Ghost

    Ghost

    - Using Maturity as a facade...

    Ghost
    c.ai

    The snow outside is silent, draped over the world like a secret. Inside the safehouse, you perch on the edge of a broken window, arms folded, posture perfect. You stare out at the dark, blank nothing of the night, and you don’t move.

    Stillness is control. Stillness means no one asks questions. Behind you, boots crunch against the old wooden floor.

    “You did good out there,” Ghost says, voice low and even. “I always do,” you reply, without looking back. The words come out smooth, practiced. Controlled. “That’s the problem, isn’t it?” he says. “You always do.”

    You were twelve when you stopped crying. Not because the pain stopped—but because it became normal.

    Your father was a ghost long before you ever met the man behind the mask. A shadow with liquor on his breath and a temper that needed no trigger. Your mother? A shell. Always there, never present.

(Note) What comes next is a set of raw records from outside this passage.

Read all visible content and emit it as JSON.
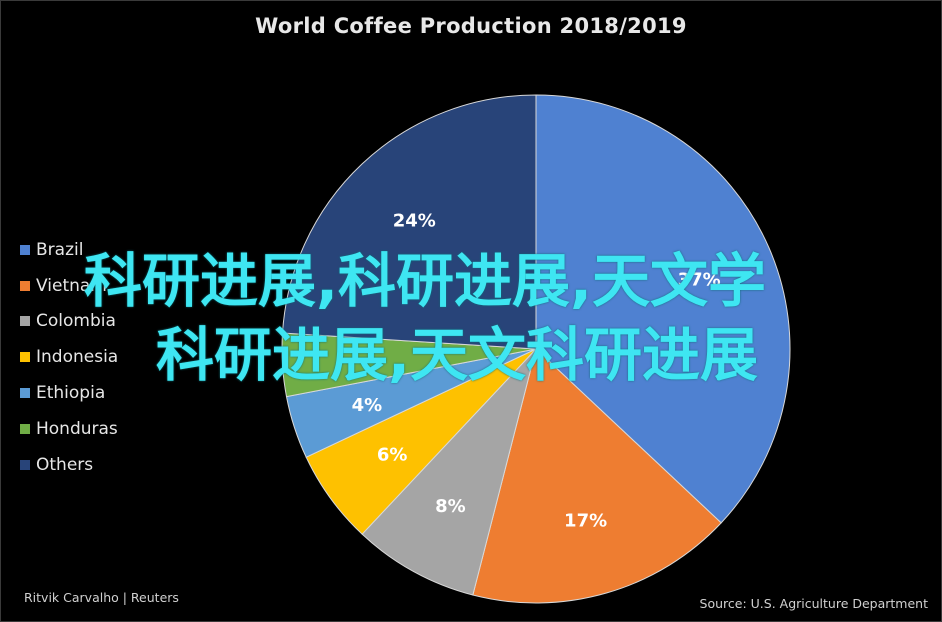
{
  "chart_data": {
    "type": "pie",
    "title": "World Coffee Production 2018/2019",
    "categories": [
      "Brazil",
      "Vietnam",
      "Colombia",
      "Indonesia",
      "Ethiopia",
      "Honduras",
      "Others"
    ],
    "values": [
      37,
      17,
      8,
      6,
      4,
      4,
      24
    ],
    "value_labels": [
      "37%",
      "17%",
      "8%",
      "6%",
      "4%",
      "",
      "24%"
    ],
    "colors": [
      "#4f81d1",
      "#ee7d31",
      "#a5a5a5",
      "#fec100",
      "#5b9bd5",
      "#70ad46",
      "#284479"
    ],
    "legend_position": "left"
  },
  "credit": "Ritvik Carvalho | Reuters",
  "source": "Source: U.S. Agriculture Department",
  "overlay": {
    "line1": "科研进展,科研进展,天文学",
    "line2": "科研进展,天文科研进展"
  }
}
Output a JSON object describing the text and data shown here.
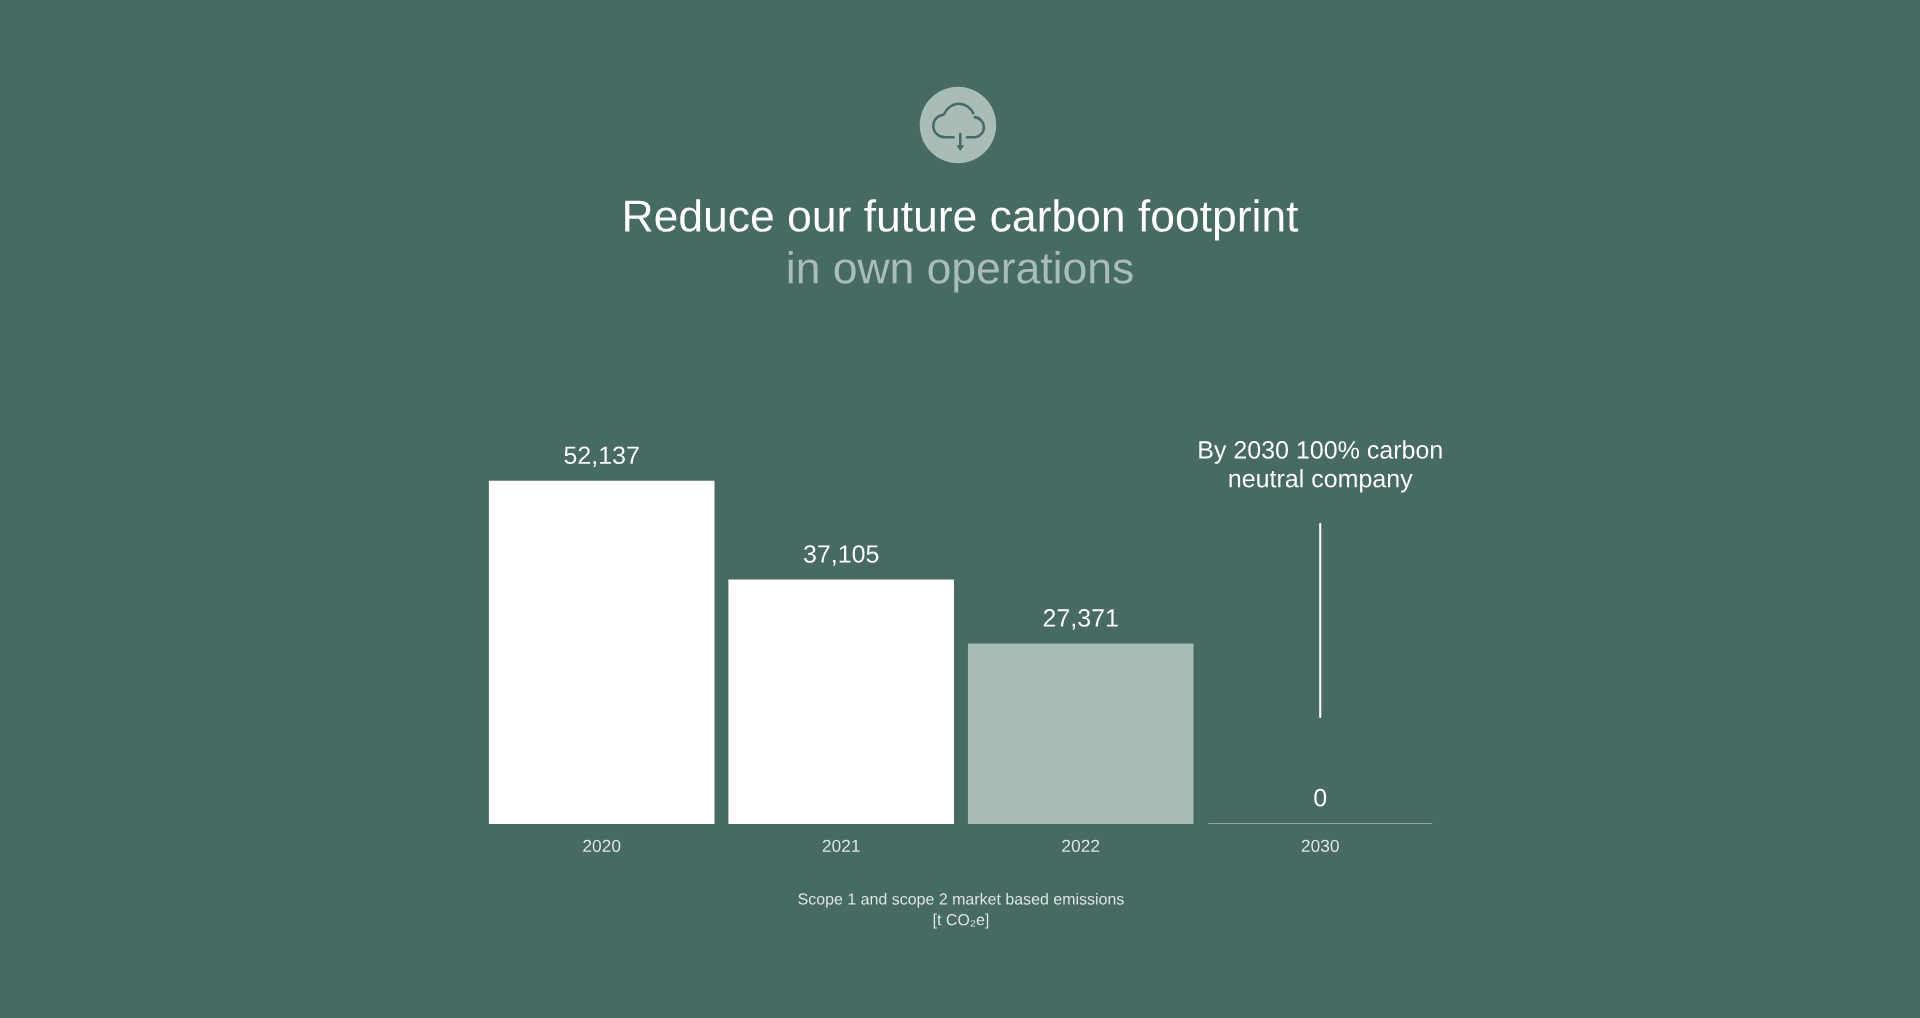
{
  "chart_data": {
    "type": "bar",
    "title": "Reduce our future carbon footprint",
    "subtitle": "in own operations",
    "xlabel": "Scope 1 and scope 2 market based emissions\n[t CO₂e]",
    "categories": [
      "2020",
      "2021",
      "2022",
      "2030"
    ],
    "values": [
      52137,
      37105,
      27371,
      0
    ],
    "colors": [
      "#ffffff",
      "#ffffff",
      "#a9bcb8",
      "#a9bcb8"
    ],
    "value_labels": [
      "52,137",
      "37,105",
      "27,371",
      "0"
    ],
    "annotations": [
      "By 2030 100% carbon\nneutral company"
    ],
    "tick_labels": "x"
  }
}
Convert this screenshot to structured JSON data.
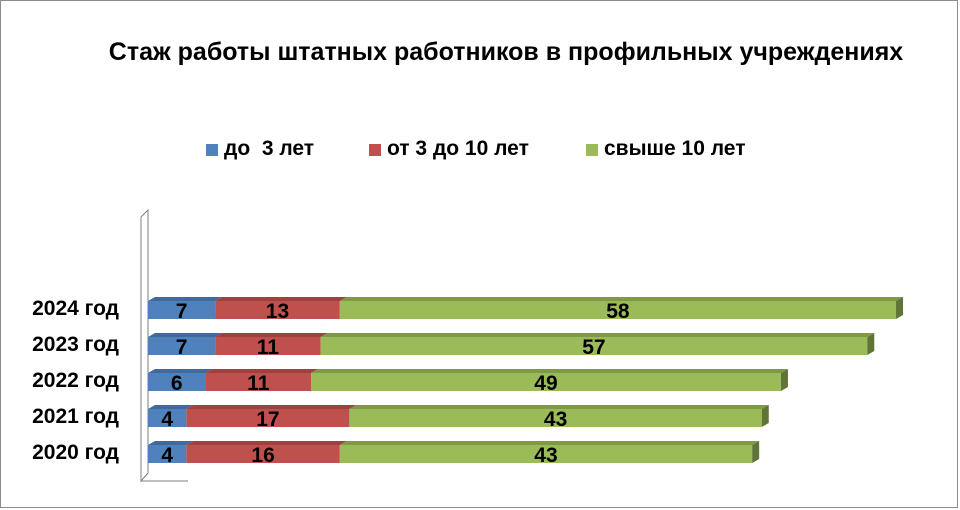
{
  "chart_data": {
    "type": "bar",
    "orientation": "horizontal",
    "stacked": true,
    "style": "3d",
    "title": "Стаж работы штатных работников в профильных учреждениях",
    "categories": [
      "2024 год",
      "2023 год",
      "2022 год",
      "2021 год",
      "2020 год"
    ],
    "series": [
      {
        "name": "до  3 лет",
        "color": "#4f81bd",
        "values": [
          7,
          7,
          6,
          4,
          4
        ]
      },
      {
        "name": "от 3 до 10 лет",
        "color": "#c0504d",
        "values": [
          13,
          11,
          11,
          17,
          16
        ]
      },
      {
        "name": "свыше 10 лет",
        "color": "#9bbb59",
        "values": [
          58,
          57,
          49,
          43,
          43
        ]
      }
    ],
    "data_labels": true,
    "legend_position": "top",
    "grid": false,
    "xlim": [
      0,
      80
    ]
  }
}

    So you filled the cracks.

    You cleaned, you comforted, you kept quiet. You figured out which lies sounded like truth. You said “I’m okay” enough times that you started to believe it. You were a child, but there was no room for that. There was only survival—and to survive, you had to grow up.

    Fast.

    You learned to wear maturity like armor. You buried your softness and replaced it with control. No mistakes. No feelings. Just performance. Because the second you slipped, you knew someone would hurt you for it. And in the end, you ended up as the wounded one.

    Ghost moves closer now, quiet, unreadable. You feel his eyes on you, the way he sees more than he should.

    “You ever get tired of pretending it doesn’t get to you?”

    The words hit too close.

    You don’t answer. Not right away. But something inside you shifts, breaks loose. Your voice escapes before you can trap it.

    “If I stop pretending,” you whisper, “what’s left of me?”

    You feel the silence stretch between you—heavy, unbearable.

    He doesn’t rush it. “You cover fear with control,” he says. “But it’s still there. Eating you.”

    You turn toward him, jaw clenched, the flicker of old panic in your chest. “I have to be this way,” you say. “If I’m not… then I’m just that stupid, scared kid again. The one nobody listened to. The one who got hurt. The one who wasn’t good enough.”

    His eyes don’t leave yours, his voice dropped like a soft blanket that you could wrap around yourself. “You think that kid was weak?”

    You want to lie. You want to say yes, But you don’t. Ghost steps closer, voice quieter now. “That kid survived. That’s not weakness.”